Although Mr Mahedy did not provide an explanation behind his allocation of the invoices, Stevenson J found that the Owners were entitled to contractual damages because the Builder is responsible for both defective and incomplete works under the Contract. However, this had significant implications for the Owners’ claim under s.37 of the DBP Act, which we discuss below.
Were the Owners entitled to damages from Mr Kazzi under s.37 DBP Act?
Stevenson J held that Mr Kazzi was, for the purposes of the DBP Act, a “person” who “supervised, and had substantive control over the building work at the site in that he was ableto control how the work was carried out”.
However, under s.37 of the DBP Act, Mr Kazzi could only be liable for defective works (as distinct from incomplete works).

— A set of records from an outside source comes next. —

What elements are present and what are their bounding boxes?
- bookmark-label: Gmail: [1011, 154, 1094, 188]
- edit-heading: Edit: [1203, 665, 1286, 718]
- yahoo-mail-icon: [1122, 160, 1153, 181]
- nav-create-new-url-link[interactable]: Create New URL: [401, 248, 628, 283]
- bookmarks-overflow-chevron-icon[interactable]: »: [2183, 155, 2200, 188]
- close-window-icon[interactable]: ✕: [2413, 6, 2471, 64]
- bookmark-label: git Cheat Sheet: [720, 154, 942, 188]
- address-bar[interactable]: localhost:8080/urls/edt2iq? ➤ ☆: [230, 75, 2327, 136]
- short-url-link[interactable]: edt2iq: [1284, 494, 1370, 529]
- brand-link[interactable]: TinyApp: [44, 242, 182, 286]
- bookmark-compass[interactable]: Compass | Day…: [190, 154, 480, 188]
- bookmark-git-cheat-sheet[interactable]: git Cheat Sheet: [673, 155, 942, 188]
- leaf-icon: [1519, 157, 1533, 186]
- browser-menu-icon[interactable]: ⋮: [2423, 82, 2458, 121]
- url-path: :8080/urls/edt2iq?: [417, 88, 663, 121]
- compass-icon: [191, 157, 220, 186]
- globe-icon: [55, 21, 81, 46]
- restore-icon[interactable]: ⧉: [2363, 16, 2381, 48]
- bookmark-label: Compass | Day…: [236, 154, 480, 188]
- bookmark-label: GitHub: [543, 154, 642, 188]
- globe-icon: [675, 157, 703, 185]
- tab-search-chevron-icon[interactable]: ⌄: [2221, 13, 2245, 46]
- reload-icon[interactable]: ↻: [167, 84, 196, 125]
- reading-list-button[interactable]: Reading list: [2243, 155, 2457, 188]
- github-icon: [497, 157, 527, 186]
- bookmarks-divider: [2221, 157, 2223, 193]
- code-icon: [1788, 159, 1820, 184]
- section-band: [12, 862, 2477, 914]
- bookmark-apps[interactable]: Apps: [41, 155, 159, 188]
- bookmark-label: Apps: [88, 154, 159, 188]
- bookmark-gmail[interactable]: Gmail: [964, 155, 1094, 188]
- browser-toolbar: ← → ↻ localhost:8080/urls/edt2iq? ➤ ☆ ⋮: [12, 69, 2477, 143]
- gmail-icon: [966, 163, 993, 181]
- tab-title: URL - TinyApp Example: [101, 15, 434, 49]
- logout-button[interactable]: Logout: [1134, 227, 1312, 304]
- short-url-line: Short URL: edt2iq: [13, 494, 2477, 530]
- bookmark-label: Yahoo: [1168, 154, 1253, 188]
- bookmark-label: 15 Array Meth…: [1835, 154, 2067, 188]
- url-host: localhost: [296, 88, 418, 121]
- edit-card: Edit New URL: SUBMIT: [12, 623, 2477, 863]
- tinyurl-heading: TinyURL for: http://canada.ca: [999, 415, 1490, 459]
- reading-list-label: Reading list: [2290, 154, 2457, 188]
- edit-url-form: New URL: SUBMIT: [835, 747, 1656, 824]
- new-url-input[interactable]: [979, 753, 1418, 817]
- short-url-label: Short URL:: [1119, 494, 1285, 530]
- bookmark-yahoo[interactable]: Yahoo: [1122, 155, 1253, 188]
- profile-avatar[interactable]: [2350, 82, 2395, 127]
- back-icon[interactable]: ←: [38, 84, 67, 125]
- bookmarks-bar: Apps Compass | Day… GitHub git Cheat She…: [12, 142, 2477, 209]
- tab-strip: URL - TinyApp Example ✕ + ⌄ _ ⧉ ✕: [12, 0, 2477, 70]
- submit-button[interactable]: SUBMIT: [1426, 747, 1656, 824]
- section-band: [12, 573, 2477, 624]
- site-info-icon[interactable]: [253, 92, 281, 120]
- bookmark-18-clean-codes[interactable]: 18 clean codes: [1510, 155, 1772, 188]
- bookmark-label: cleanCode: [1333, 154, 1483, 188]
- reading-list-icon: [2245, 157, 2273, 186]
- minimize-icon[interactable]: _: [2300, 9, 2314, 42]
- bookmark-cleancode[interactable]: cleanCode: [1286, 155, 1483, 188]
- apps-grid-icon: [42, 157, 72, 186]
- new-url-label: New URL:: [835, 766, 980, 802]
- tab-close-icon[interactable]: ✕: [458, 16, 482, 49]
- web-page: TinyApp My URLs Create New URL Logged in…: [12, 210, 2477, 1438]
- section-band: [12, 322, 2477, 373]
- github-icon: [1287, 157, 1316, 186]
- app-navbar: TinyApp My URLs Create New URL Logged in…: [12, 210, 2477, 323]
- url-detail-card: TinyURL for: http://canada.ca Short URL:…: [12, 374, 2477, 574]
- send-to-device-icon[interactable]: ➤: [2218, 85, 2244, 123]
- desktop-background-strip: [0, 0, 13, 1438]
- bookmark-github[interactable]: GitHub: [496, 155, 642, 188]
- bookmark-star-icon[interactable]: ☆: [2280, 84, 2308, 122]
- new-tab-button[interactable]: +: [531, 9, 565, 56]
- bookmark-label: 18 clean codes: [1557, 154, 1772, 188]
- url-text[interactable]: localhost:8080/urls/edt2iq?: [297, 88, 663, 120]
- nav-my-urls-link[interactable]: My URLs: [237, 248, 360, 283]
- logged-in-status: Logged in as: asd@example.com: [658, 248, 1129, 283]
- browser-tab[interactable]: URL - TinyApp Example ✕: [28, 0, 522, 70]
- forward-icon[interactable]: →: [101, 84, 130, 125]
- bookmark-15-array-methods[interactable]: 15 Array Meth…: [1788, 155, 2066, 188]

Because Mr Mahedy did not precisely explain the process of allocating costs as either incomplete or rectification (defective) works, the Owners’ claim against Mr Kazzi under s.37 of the DBP Act was not established.
Stevenson J held: “assuming that the Owners’ case against Mr Kazzi for breach of duty of care under s.37 of the DBP Act was otherwise established in relation to all the defects complained of, the Owners were required to prove what costs they had incurred to rectify that defective work; as opposed to the costs of completing the work … for that reason alone … the Owners’ claim against Mr Kazzi fails”.
Were the Owners entitled to Hungerfords interest?
The Builder argued that clause 30 of the Contract, which limited liquidated damages to $200 per day, excluded common law remedies. Stevenson J held that the Owners were entitled to Hungerfords interest as the Contract did not contain “clear unequivocal words” required to remove the right to common law remedies.